Integrating Statistical Tests

Crystallize separates data processing from statistical evaluation. Verifiers implement a statistical test and Hypotheses use them to compare baseline and treatment metrics.

Use the @verifier decorator on a function that accepts baseline and treatment metric samples. Return any dictionary of results. This example wraps SciPy’s Welch t-test:

from crystallize import verifier
from scipy.stats import ttest_ind
@verifier
def welch_t_test(baseline, treatment, *, alpha: float = 0.05):
t_stat, p_value = ttest_ind(
treatment["score"], baseline["score"], equal_var=False
)
return {"p_value": p_value, "significant": p_value < alpha}

Instantiate it with parameters if needed: t_test = welch_t_test(alpha=0.01).

Hypotheses specify which metrics feed the verifier and how to rank treatments. Provide a single metric name, a list of names, or a list of metric groups.

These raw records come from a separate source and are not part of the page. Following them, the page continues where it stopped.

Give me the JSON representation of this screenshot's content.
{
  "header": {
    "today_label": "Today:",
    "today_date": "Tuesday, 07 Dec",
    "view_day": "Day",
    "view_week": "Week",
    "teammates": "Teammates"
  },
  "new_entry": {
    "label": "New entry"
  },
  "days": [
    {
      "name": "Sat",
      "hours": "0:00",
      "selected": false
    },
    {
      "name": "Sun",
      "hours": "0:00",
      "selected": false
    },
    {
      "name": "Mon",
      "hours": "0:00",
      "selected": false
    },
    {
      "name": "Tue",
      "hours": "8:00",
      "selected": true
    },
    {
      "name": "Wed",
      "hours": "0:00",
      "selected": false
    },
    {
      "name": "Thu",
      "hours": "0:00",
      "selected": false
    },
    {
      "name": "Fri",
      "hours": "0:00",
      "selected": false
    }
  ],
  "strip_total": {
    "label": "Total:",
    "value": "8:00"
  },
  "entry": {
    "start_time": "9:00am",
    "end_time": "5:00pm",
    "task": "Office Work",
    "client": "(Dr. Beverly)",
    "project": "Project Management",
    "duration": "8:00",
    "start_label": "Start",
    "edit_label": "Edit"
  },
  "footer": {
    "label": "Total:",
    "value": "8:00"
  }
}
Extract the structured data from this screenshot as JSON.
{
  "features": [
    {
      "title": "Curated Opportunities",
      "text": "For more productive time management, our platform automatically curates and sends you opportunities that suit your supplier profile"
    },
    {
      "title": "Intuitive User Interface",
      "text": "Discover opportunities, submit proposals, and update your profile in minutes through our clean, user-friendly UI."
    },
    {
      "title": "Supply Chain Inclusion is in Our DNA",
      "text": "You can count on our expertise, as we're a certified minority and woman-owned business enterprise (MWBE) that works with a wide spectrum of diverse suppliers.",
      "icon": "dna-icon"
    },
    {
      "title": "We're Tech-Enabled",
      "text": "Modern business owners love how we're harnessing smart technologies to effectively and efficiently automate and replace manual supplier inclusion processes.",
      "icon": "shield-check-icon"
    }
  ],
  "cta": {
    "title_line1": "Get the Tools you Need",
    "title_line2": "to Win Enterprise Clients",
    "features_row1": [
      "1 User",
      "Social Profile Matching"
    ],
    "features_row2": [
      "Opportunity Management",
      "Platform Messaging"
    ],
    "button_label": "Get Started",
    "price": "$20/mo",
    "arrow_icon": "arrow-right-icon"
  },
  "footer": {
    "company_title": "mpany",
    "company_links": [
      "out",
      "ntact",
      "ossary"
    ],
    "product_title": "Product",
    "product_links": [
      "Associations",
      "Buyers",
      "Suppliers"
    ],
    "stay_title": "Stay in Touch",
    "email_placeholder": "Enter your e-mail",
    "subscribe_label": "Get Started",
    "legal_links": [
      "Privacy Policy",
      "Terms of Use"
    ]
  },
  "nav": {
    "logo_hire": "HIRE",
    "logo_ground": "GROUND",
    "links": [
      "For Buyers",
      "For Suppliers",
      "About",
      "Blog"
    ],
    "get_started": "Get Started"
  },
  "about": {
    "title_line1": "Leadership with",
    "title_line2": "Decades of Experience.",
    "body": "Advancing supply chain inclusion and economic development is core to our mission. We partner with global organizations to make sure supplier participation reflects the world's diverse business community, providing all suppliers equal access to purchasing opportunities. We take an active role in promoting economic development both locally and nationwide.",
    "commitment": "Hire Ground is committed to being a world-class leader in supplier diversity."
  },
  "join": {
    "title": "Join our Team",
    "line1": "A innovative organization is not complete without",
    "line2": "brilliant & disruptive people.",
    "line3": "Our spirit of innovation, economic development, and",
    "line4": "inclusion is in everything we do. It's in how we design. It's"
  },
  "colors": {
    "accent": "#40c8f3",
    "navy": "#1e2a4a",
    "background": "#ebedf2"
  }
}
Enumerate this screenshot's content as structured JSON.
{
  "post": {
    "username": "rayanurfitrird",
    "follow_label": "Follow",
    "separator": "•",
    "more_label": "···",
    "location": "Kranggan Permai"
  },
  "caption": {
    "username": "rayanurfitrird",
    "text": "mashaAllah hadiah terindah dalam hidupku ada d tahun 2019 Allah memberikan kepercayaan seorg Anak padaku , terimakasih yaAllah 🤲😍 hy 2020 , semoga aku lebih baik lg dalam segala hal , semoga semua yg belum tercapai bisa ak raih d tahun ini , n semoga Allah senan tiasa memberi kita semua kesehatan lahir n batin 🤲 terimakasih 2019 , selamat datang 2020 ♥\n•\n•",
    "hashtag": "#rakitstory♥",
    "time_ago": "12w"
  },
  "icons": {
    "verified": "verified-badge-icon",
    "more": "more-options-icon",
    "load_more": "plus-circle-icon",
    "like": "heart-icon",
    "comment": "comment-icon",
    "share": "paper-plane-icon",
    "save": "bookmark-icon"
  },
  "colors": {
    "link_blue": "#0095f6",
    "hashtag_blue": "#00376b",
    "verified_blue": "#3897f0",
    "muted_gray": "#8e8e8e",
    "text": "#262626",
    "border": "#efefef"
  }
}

from crystallize import hypothesis
@hypothesis(verifier=welch_t_test(), metrics="score")
def rank_by_p(result):
return result.get("p_value", 1.0)
  • metrics="score" passes one metric list to the verifier.
  • Use metrics=["a", "b"] to pass multiple lists.
  • Use metrics=[["a"], ["b"]] to run the verifier on each group separately. The verify() result mirrors the grouping (single dict or list of dicts).

Add the hypothesis to your Experiment and run as usual:

exp = Experiment(
datasource=my_source(),
pipeline=my_pipeline,
)
exp.validate() # optional
result = exp.run(treatments=[my_treatment()], hypotheses=[rank_by_p], replicates=10)
print(result.get_hypothesis("rank_by_p").results)
  • MissingMetricError – Ensure all metric keys specified in metrics exist in ctx.metrics.
  • Multiple metrics – When using metric groups, the verifier runs separately for each group and returns a list of results.
  • Custom statistics – Your verifier can call any library (SciPy, PyTorch, etc.) as long as it returns a dictionary.